Our Documentary Heritage showcases holdings drawn from the vast collections of the Pennsylvania State Archives.

The peaceful, orderly transfer of political power is a hallmark of a mature democracy, occurring every year at various levels of government. In nearly every instance, it has become uneventful and routine; however, several transfers of power in the history of the Keystone State have been prompted by unusual circumstances. Since the creation of the office of governor, as required by Article II, Section 1, of the Constitution of 1790 (the Constitution of 1776 called for executive power to be vested in a president and council), there have only been four instances where the reins of government have changed hands prior to the time established by the constitutions for expiration of a governor’s term of office. The first time a governor left office prior to the expiration of his term was July 9, 1848, when Governor Francis Rawn Shunk resigned because of poor health. (He died eleven days later.) Under Arti­cle II, Section 14, of the Constitution of 1838, the speaker of the senate exercised executive powers for the Commonwealth until a new governor was seated.

Nearly a century would pass until another governor resigned, and the circumstances surrounding this transfer were markedly different. In January 1947, Governor Edward Martin, nearing the end of his term, had been elected to the United States Senate. Concerned that he would lose seniority during the period between the swearing in of new senators and his official date for retiring as governor, which would adversely affect his ability to represent the Commonwealth, he decided to resign his office on January 2, 1947. As directed by Article IV, Section 13, of the Constitution of 1874, he was succeeded by Lieutenant Governor John C. Bell, who served as chief executive for nineteen days, from January 2 through January 21, when Governor-elect James H. Duff was inaugurated. No earlier inauguration was permissible under the Constitution.

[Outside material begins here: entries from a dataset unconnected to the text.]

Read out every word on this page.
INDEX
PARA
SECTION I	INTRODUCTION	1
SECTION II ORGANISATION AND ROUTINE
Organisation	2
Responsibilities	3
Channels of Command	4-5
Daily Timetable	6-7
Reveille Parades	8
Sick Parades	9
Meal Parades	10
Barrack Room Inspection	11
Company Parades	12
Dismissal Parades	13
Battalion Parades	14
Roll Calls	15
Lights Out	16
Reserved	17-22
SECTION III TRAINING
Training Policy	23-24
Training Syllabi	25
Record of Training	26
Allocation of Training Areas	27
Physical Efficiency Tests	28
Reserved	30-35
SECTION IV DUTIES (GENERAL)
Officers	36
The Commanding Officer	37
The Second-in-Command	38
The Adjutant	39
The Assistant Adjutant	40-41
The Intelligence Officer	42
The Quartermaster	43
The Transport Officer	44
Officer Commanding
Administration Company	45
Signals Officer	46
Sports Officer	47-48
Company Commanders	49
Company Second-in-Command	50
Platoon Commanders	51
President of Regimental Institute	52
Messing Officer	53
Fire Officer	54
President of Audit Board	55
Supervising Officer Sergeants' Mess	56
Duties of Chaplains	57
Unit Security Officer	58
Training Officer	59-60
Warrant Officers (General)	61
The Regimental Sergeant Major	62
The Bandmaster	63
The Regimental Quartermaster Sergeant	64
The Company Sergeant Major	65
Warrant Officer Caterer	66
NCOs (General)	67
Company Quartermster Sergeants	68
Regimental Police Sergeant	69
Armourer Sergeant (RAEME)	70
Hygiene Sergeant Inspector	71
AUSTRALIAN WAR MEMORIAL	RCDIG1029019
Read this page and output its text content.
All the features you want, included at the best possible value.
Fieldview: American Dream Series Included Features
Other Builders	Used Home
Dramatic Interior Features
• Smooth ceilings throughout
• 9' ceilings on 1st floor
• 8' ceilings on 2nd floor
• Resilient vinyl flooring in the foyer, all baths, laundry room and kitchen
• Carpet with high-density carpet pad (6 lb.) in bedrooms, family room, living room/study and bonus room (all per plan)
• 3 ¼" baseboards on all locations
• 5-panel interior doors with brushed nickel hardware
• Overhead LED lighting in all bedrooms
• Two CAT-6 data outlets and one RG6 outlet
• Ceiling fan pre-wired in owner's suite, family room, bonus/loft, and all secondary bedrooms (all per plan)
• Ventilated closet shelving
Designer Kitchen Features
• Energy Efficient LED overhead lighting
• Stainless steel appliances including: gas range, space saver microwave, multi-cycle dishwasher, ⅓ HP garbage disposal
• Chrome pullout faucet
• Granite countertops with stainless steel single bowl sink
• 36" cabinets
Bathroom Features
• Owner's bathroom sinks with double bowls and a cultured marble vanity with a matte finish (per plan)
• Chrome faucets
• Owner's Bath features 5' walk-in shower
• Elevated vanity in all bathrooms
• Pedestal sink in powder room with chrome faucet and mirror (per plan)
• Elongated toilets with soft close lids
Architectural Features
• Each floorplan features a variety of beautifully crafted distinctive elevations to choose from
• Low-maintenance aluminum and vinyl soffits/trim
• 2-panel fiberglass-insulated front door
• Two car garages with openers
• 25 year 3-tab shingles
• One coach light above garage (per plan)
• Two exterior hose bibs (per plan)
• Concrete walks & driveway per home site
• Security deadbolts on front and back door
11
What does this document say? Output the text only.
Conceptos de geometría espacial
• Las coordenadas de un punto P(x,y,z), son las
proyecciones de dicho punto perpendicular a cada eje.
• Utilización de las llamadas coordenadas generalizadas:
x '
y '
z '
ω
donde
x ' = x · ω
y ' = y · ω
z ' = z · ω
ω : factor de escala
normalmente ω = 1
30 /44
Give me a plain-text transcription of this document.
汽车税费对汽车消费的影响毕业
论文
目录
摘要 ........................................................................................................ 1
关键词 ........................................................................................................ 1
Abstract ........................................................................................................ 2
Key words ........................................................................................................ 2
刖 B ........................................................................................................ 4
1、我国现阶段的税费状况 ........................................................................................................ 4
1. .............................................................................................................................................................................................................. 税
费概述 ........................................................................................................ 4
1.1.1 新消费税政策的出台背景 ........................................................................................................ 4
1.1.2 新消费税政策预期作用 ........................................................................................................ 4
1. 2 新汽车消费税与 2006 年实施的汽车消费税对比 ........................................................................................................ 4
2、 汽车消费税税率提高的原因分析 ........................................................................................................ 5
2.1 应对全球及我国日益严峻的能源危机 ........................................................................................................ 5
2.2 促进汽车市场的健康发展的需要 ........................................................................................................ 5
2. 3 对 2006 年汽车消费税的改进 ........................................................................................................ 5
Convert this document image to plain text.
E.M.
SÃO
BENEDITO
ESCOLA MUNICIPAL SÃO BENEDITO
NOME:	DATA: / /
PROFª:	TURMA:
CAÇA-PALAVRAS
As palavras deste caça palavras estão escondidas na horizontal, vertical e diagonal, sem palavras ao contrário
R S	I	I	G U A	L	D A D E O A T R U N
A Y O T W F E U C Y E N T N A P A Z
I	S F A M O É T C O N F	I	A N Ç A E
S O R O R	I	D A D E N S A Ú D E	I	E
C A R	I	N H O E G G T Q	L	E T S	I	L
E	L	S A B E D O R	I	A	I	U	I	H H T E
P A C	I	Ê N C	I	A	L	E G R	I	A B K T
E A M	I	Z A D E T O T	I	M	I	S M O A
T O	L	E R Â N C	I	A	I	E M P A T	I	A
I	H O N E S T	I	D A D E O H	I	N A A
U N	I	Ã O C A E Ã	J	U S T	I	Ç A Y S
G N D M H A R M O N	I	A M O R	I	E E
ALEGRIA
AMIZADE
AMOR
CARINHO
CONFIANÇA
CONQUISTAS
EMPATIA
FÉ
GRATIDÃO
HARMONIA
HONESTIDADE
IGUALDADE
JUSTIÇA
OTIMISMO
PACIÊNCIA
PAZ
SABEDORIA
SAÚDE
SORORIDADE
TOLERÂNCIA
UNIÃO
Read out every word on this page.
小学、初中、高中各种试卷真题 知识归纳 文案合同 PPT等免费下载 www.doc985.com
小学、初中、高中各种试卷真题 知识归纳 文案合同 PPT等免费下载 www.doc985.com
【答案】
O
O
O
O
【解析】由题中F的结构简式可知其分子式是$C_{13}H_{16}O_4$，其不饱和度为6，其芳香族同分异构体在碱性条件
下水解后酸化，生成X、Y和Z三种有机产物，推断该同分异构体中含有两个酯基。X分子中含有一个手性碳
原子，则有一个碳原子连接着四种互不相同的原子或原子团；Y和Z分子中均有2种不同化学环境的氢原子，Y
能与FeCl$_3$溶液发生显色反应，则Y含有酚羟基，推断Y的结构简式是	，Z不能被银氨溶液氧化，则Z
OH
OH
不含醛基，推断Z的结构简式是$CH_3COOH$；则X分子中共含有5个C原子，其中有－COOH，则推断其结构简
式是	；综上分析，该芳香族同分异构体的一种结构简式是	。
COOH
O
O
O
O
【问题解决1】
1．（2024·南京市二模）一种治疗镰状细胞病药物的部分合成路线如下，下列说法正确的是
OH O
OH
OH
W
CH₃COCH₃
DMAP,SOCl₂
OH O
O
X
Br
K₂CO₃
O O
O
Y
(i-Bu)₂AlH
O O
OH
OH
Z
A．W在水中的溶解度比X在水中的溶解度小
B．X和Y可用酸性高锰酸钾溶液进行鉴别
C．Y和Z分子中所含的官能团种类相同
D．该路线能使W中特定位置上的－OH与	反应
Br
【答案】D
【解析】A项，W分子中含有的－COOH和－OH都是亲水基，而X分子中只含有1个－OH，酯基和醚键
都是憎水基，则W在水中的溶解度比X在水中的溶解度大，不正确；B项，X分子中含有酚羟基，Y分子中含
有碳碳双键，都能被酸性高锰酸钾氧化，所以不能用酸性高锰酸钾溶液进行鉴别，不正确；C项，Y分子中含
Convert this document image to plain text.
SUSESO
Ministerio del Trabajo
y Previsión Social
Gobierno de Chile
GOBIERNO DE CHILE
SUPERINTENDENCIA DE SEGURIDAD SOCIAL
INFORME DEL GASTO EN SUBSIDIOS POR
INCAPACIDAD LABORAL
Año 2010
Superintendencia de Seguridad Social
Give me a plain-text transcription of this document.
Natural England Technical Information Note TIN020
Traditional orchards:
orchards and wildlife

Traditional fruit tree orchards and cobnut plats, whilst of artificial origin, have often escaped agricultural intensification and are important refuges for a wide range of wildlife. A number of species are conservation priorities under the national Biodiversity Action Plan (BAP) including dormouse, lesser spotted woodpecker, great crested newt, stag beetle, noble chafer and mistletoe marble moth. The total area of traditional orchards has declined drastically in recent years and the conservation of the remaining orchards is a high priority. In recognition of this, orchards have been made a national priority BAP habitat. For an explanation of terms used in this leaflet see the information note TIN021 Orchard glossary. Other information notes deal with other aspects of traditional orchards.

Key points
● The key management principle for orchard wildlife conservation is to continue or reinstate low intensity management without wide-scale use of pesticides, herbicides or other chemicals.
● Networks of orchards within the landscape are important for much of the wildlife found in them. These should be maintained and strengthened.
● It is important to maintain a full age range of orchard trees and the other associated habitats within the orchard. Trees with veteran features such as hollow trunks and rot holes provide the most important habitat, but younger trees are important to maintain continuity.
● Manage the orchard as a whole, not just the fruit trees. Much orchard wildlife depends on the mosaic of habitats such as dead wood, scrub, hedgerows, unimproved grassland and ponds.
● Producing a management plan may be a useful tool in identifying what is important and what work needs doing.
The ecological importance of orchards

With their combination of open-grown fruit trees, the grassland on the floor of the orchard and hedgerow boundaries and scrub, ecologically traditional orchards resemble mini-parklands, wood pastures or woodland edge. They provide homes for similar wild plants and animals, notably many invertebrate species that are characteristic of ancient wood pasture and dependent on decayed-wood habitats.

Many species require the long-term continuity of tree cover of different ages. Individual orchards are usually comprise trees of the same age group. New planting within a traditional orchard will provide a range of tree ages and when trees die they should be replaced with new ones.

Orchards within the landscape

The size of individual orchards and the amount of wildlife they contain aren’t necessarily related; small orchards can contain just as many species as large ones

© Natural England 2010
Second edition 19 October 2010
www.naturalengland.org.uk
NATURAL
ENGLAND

In recent years, Pennsylvania has experienced two subsequent transfers of gubernatorial power, one temporary and the other permanent. In contrast to the 1874 Constitution, the Constitution of 1968 separates a governor’s disability from his death, removal, or resignation. If disability occurs, the lieutenant governor receives the governor’s powers and duties, but not the title.

On June 13, 1993, Governor Robert P. Casey invoked Article N, Section 13, under the Constitution of 1968 and notified the state legislature that he would be temporarily unable to fulfill his duties because of his health. Lieutenant Governor Mark S. Singel became acting governor until December 21, 1993, when Casey resumed his duties.

The most recent transfer of gubernato­rial power was a direct result of the tragedy of Tuesday, September 11, 2001 (see “Executive Director’s Message,” Winter 2001). In the aftermath of the horrific terrorist attacks, President George W. Bush established the U.S. Office of Homeland Security. Created to ensure that the country’s response to subsequent threats to the American people would not suffer as a result of a lack of preparedness, the difficult task of coordinating such a multi-agency effort was offered to Governor Tom Ridge. In his letter of resignation, Governor Ridge wrote that he accepted the appointment “with vigor and enthusiasm,” but acknowledged “it has been difficult … to accept the necessity of resigning this office.” He noted that “serving as the Governor of Pennsylvania has been the greatest privilege of my professional life.” On Friday, October 5, Ridge officially resigned and Lieutenant Governor Mark Schweiker became governor.

Readers can learn more about Pennsylvania and its government by visiting the Pennsylvania State Archives and inspecting the official records created by its elected officers. Included among the holdings of the State Archives are extensive collections of the official files of most twentieth-century governors of Pennsylvania. These collections are especially important to researchers for understanding the leadership role of the office of the governor and appreciating the major policy issues of the day.